Cover the sieves with a cloth. You can just place a cloth over without securing with a rubber band. For some reason, buckwheat does not attract as many fruit flys as other seeds and grains. Place in an area of your kitchen with no direct light. Dark cupboards are great. After 8 hours, rinse the seeds and drain them well, then place the covers over again.
By the next morning, your buckwheat will have sprouted. You can leave it for another half day to sprout even further or you can spread them on texflex sheets and dehydrate them. Make sure there are pockets of space between the seeds so that mould does not develop. After 4 hours, your buckwheat should be dry. Grab one, have a bite. If it crunches, it’s dry.
If you don’t have a dehydrator, spread the seeds on an oven tray and set the temperature to its lowest setting, leave the door ajar and dry.
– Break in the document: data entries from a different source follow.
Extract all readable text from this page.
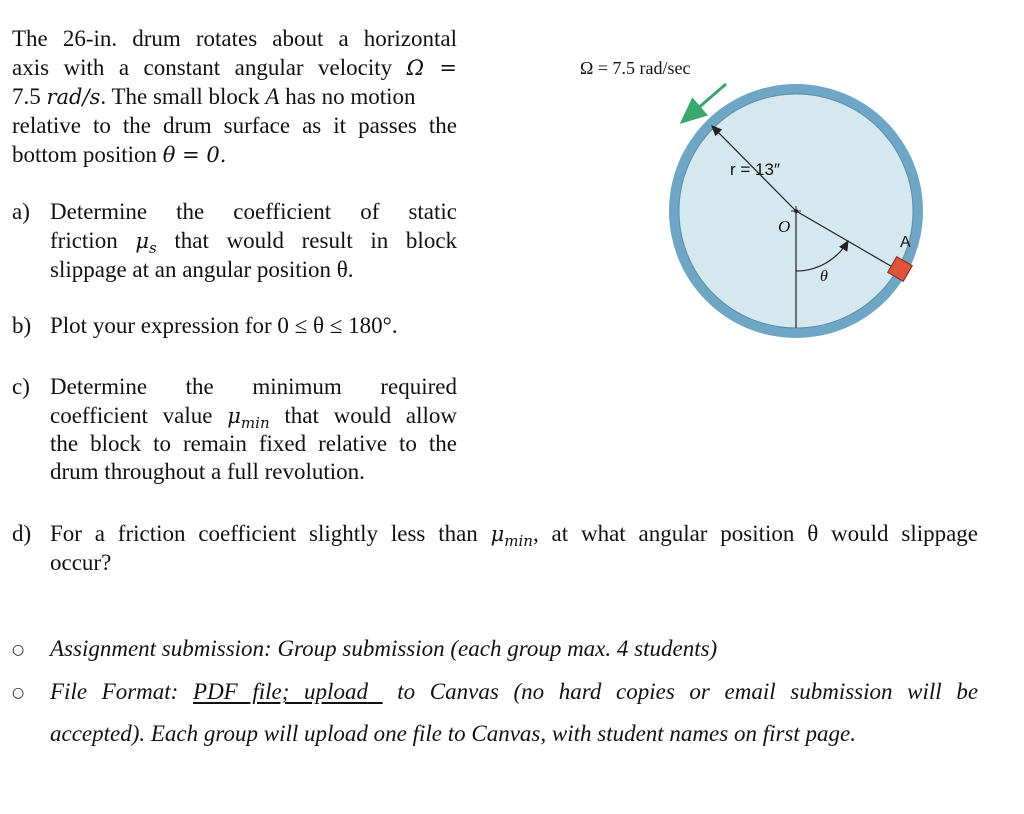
The 26-in. drum rotates about a horizontal
axis with a constant angular velocity Ω =
7.5 rad/s. The small block A has no motion
relative to the drum surface as it passes the
bottom position θ = 0.
a) Determine the coefficient of static
friction $\mu_s$ that would result in block
slippage at an angular position θ.
b) Plot your expression for 0 ≤ θ ≤ 180°.
c) Determine the minimum required
coefficient value $\mu_{min}$ that would allow
the block to remain fixed relative to the
drum throughout a full revolution.
d) For a friction coefficient slightly less than $\mu_{min}$, at what angular position θ would slippage
occur?
○ Assignment submission: Group submission (each group max. 4 students)
○ File Format: PDF file; upload to Canvas (no hard copies or email submission will be
accepted). Each group will upload one file to Canvas, with student names on first page.
Ω = 7.5 rad/sec
r = 13″
O
θ
A
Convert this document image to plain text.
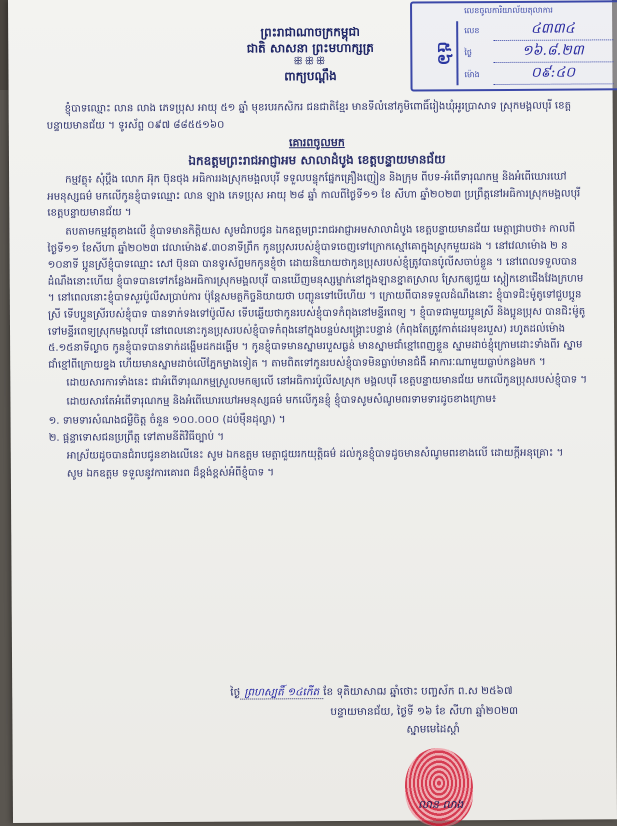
ព្រះរាជាណាចក្រកម្ពុជា
ជាតិ សាសនា ព្រះមហាក្សត្រ
ꕥꕥꕥ
ពាក្យបណ្តឹង
លេខចូលការិយាល័យតុលាការ
៥៦
លេខ	៤៣៣៤
ថ្ងៃ	១៦.៨.២៣
ម៉ោង	០៩:៤០

ខ្ញុំបាទឈ្មោះ លាន លាង ភេទប្រុស អាយុ ៥១ ឆ្នាំ មុខរបរកសិករ ជនជាតិខ្មែរ មានទីលំនៅភូមិពោធិ៍រៀងឃុំអូរប្រាសាទ ស្រុកមង្គលបុរី ខេត្តបន្ទាយមានជ័យ ។ ទូរស័ព្ទ ០៩៧ ៨៨៥៥១៦០

គោរពចូលមក
ឯកឧត្តមព្រះរាជអាជ្ញាអម សាលាដំបូង ខេត្តបន្ទាយមានជ័យ

កម្មវត្ថុ៖ សុំប្តឹង លោក អ៊ុក ប៊ុនថុង អធិការរងស្រុកមង្គលបុរី ទទួលបន្ទុកផ្នែកគ្រឿងញៀន និងក្រុម ពីបទ-អំពើទារុណកម្ម និងអំពើឃោរឃៅអមនុស្សធម៌ មកលើកូនខ្ញុំបាទឈ្មោះ លាន ឡាង ភេទប្រុស អាយុ ២៨ ឆ្នាំ កាលពីថ្ងៃទី១១ ខែ សីហា ឆ្នាំ២០២៣ ប្រព្រឹត្តនៅអធិការស្រុកមង្គលបុរី ខេត្តបន្ទាយមានជ័យ ។

តបតាមកម្មវត្ថុខាងលើ ខ្ញុំបាទមានកិត្តិយស សូមជំរាបជូន ឯកឧត្តមព្រះរាជអាជ្ញាអមសាលាដំបូង ខេត្តបន្ទាយមានជ័យ មេត្តាជ្រាបថា៖ កាលពីថ្ងៃទី១១ ខែសីហា ឆ្នាំ២០២៣ វេលាម៉ោង៩.៣០នាទីព្រឹក កូនប្រុសរបស់ខ្ញុំបាទចេញទៅក្រោកស្មៅគោក្នុងស្រុកមួយដង ។ នៅវេលាម៉ោង ២ ន ១០នាទី ប្អូនស្រីខ្ញុំបាទឈ្មោះ សៅ ប៊ុនធា បានទូរស័ព្ទមកកូនខ្ញុំថា ដោយនិយាយថាកូនប្រុសរបស់ខ្ញុំត្រូវបានប៉ូលីសចាប់ខ្លួន ។ នៅពេលទទួលបានដំណឹងនោះហើយ ខ្ញុំបាទបានទៅកន្លែងអធិការស្រុកមង្គលបុរី បានឃើញមនុស្សម្នាក់នៅក្នុងឡានខ្នាតស្រាល ស្រែកឲ្យជួយ ស្តៀកខោជើងវែងក្រហម ។ នៅពេលនោះខ្ញុំបាទសួរប៉ូលីសប្រាប់ការ ប៉ុន្តែសមត្ថកិច្ចនិយាយថា បញ្ជូនទៅបើហើយ ។ ក្រោយពីបានទទួលដំណឹងនោះ ខ្ញុំបាទជិះម៉ូតូទៅជួបប្អូនស្រី ទើបប្អូនស្រីរបស់ខ្ញុំបាទ បានទាក់ទងទៅប៉ូលីស ទើបឆ្លើយថាកូនរបស់ខ្ញុំបាទកំពុងនៅមន្ទីរពេទ្យ ។ ខ្ញុំបាទជាមួយប្អូនស្រី និងប្អូនប្រុស បានជិះម៉ូតូទៅមន្ទីរពេទ្យស្រុកមង្គលបុរី នៅពេលនោះកូនប្រុសរបស់ខ្ញុំបាទកំពុងនៅក្នុងបន្ទប់សង្គ្រោះបន្ទាន់ (កំពុងតែត្រូវកាត់ដេរមុខរបួស) រហូតដល់ម៉ោង ៥.១៥នាទីល្ងាច កូនខ្ញុំបាទបានទាក់ដង្ហើមដកដង្ហើម ។ កូនខ្ញុំបាទមានស្នាមរបួសធ្ងន់ មានស្នាមជាំខ្មៅពេញខ្លួន ស្នាមដាច់ខ្ញុំក្រោមដោះទាំងពីរ ស្នាមជាំខ្មៅពីក្រោយខ្នង ហើយមានស្នាមដាច់លើភ្នែកម្ខាងទៀត ។ តាមពិតទៅកូនរបស់ខ្ញុំបាទមិនធ្លាប់មានជំងឺ អាការៈណាមួយធ្លាប់កន្លងមក ។

ដោយសារការទាំងនេះ ជាអំពើទារុណកម្មស្រួលមកឲ្យលើ នៅអធិការប៉ូលីសស្រុក មង្គលបុរី ខេត្តបន្ទាយមានជ័យ មកលើកូនប្រុសរបស់ខ្ញុំបាទ ។

ដោយសារតែអំពើទារុណកម្ម និងអំពើឃោរឃៅអមនុស្សធម៌ មកលើកូនខ្ញុំ ខ្ញុំបាទសូមសំណូមពរទាមទារដូចខាងក្រោម៖

១. ទាមទារសំណងជម្ងឺចិត្ត ចំនួន ១០០.០០០ (ដប់ម៉ឺនដុល្លា) ។
២. ផ្តន្ទាទោសជនប្រព្រឹត្ត ទៅតាមនីតិវិធីច្បាប់ ។

អាស្រ័យដូចបានជំរាបជូនខាងលើនេះ សូម ឯកឧត្តម មេត្តាជួយរកយុត្តិធម៌ ដល់កូនខ្ញុំបាទដូចមានសំណូមពរខាងលើ ដោយក្តីអនុគ្រោះ ។

សូម ឯកឧត្តម ទទួលនូវការគោរព ដ៏ខ្ពង់ខ្ពស់អំពីខ្ញុំបាទ ។

ថ្ងៃ ព្រហស្បតិ៍ ១៤កើត ខែ ទុតិយាសាឍ ឆ្នាំថោះ បញ្ចស័ក ព.ស ២៥៦៧
បន្ទាយមានជ័យ, ថ្ងៃទី ១៦ ខែ សីហា ឆ្នាំ២០២៣
ស្នាមមេដៃស្តាំ
លាន លាង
It will be more time consuming as you will have to do a few rounds of drying but you will have sprouted, dried seeds.
Next, if you have a flour mill, put the seeds in in batches and set the flour mill to its milling setting. Transfer to a ziplock bag or airtight container.
If you don’t have a flour mill, place the seeds in your blender and lightly, slowly pulse until it turns to flour. You don’t want to blend because the heat given off in that setting will turn the buckwheat doughy. When you pulse, you control the heat.
The best place to store your flour would be the freezer. If you have a small freezer, find a cool, dark cupboard.